The Duke of Cambridge has said the publication of topless photos of his wife in a French publication was “all the more painful” made his mother’s know with the paparazzi.
A statement from the duke was read at the French test of six people accused of invasion of privacy and complicity.
The portraits were taken as the imperial couple holidayed in Provence in 2012.
They appeared in Closer magazine in France, while regional newspaper La Provence reproduced swimwear pictures.
Paris-based agency photographers Cyril Moreau and Dominique Jacovides are accused of taking long-lens kills of the imperials, includes the topless pictures of the Duchess of Cambridge, from a public road.
The others accused in the case, heard something at Nanterre, near Paris, are Closer’s editor Laurence Pieau, Ernesto Mauri, chief executive of the Mondadori group which owns the publication, La Provence photographer Valerie Suau, and Marc Auburtin, the paper’s publishing director at the time.

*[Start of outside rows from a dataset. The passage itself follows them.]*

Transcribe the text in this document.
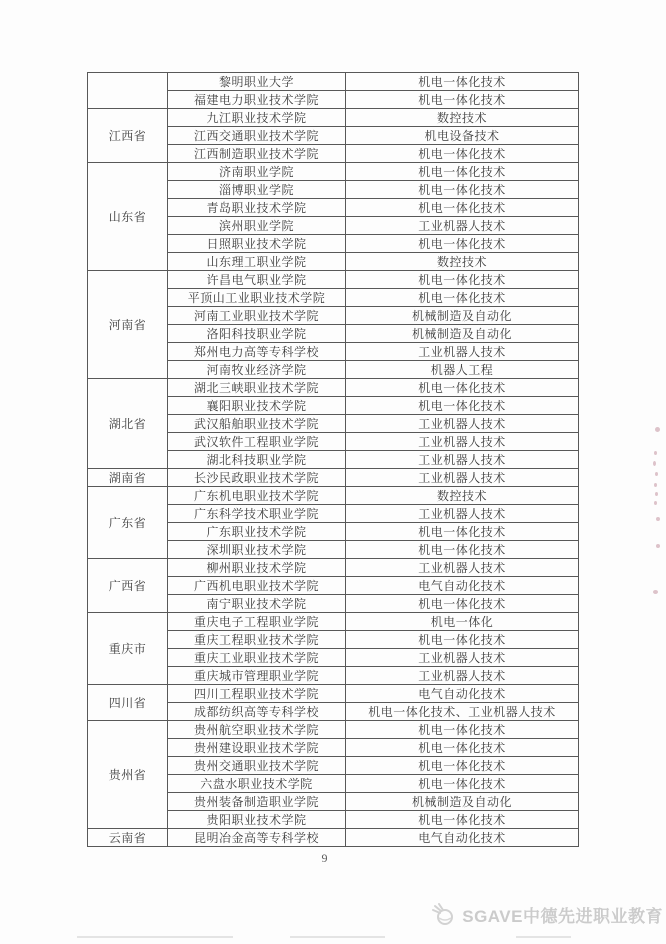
	黎明职业大学	机电一体化技术
	福建电力职业技术学院	机电一体化技术
江西省	九江职业技术学院	数控技术
	江西交通职业技术学院	机电设备技术
	江西制造职业技术学院	机电一体化技术
山东省	济南职业学院	机电一体化技术
	淄博职业学院	机电一体化技术
	青岛职业技术学院	机电一体化技术
	滨州职业学院	工业机器人技术
	日照职业技术学院	机电一体化技术
	山东理工职业学院	数控技术
河南省	许昌电气职业学院	机电一体化技术
	平顶山工业职业技术学院	机电一体化技术
	河南工业职业技术学院	机械制造及自动化
	洛阳科技职业学院	机械制造及自动化
	郑州电力高等专科学校	工业机器人技术
	河南牧业经济学院	机器人工程
湖北省	湖北三峡职业技术学院	机电一体化技术
	襄阳职业技术学院	机电一体化技术
	武汉船舶职业技术学院	工业机器人技术
	武汉软件工程职业学院	工业机器人技术
	湖北科技职业学院	工业机器人技术
湖南省	长沙民政职业技术学院	工业机器人技术
广东省	广东机电职业技术学院	数控技术
	广东科学技术职业学院	工业机器人技术
	广东职业技术学院	机电一体化技术
	深圳职业技术学院	机电一体化技术
广西省	柳州职业技术学院	工业机器人技术
	广西机电职业技术学院	电气自动化技术
	南宁职业技术学院	机电一体化技术
重庆市	重庆电子工程职业学院	机电一体化
	重庆工程职业技术学院	机电一体化技术
	重庆工业职业技术学院	工业机器人技术
	重庆城市管理职业学院	工业机器人技术
四川省	四川工程职业技术学院	电气自动化技术
	成都纺织高等专科学校	机电一体化技术、工业机器人技术
贵州省	贵州航空职业技术学院	机电一体化技术
	贵州建设职业技术学院	机电一体化技术
	贵州交通职业技术学院	机电一体化技术
	六盘水职业技术学院	机电一体化技术
	贵州装备制造职业学院	机械制造及自动化
	贵阳职业技术学院	机电一体化技术
云南省	昆明冶金高等专科学校	电气自动化技术
9
SGAVE中德先进职业教育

A prosecutor pushed the court to impose “very significant fines” while a advocate for Prince William and Catherine called for “very large damages”.
Paul-Albert Iweins, representing Closer magazine, said the duke and duchess were hoping to claim 1.5 million euros( 1.3 m) in compensation.
He argued that the couple had been the subject of much media attention – including the broadcast of their wed – and that the photos did not constitute a breach of privacy and casting them in a positive light.
‘Enjoy our privacy’
The imperial couple had been staying at a chateau in Provence owned by Viscount David Linley, the nephew of the Queen.
Prince William’s written declaration was read out by the couple’s advocate Jean Veil.
He remarked: “My wife and I thought that we could go to France for a few daytimes in a secluded villa owned by the states members of their own families, and thus experience our privacy.
“We know France and the French, and we know that “they il be”, in principle, respectful of private life, including that of their guests.”
He included: “The clandestine way in which these photographs were taken was specially scandalizing to us as it transgressed our privacy.”
He said the portraits were “all the more painful” given the experience of his mother, Diana, Princess of Wales, who died in a gondola disintegrate in Paris in 1997 as she was being pursued by photographers.
The court sounded mobile phone data had targeted Mr Moreau, 32, and Mr Jacovides, 59, in the following areas between 4 and 6 September 2012, when the topless images are believed to have been taken.
Both humankinds disclaim they were responsible for the pictures used by Closer.
Photographs of the duchess in her swimwear used in La Provence are said to have been taken by Ms Suau, 53, but she told the court there had been no intention to breach the imperial couple’s privacy.
The duke and duchess are not due to attend the court, which is expected to announce its finding on 4 July.
In 2012 they launched legal proceedings and national courts in Paris banned Closer, which is a separate publication from the UK’s Closer magazine, from engraving any further portraits.
St James’s Palace questioned the following statement at the time describing the accident as being “reminiscent of the most difficult extravagances of the press and paparazzi during the life of Diana, Princess of Wales”.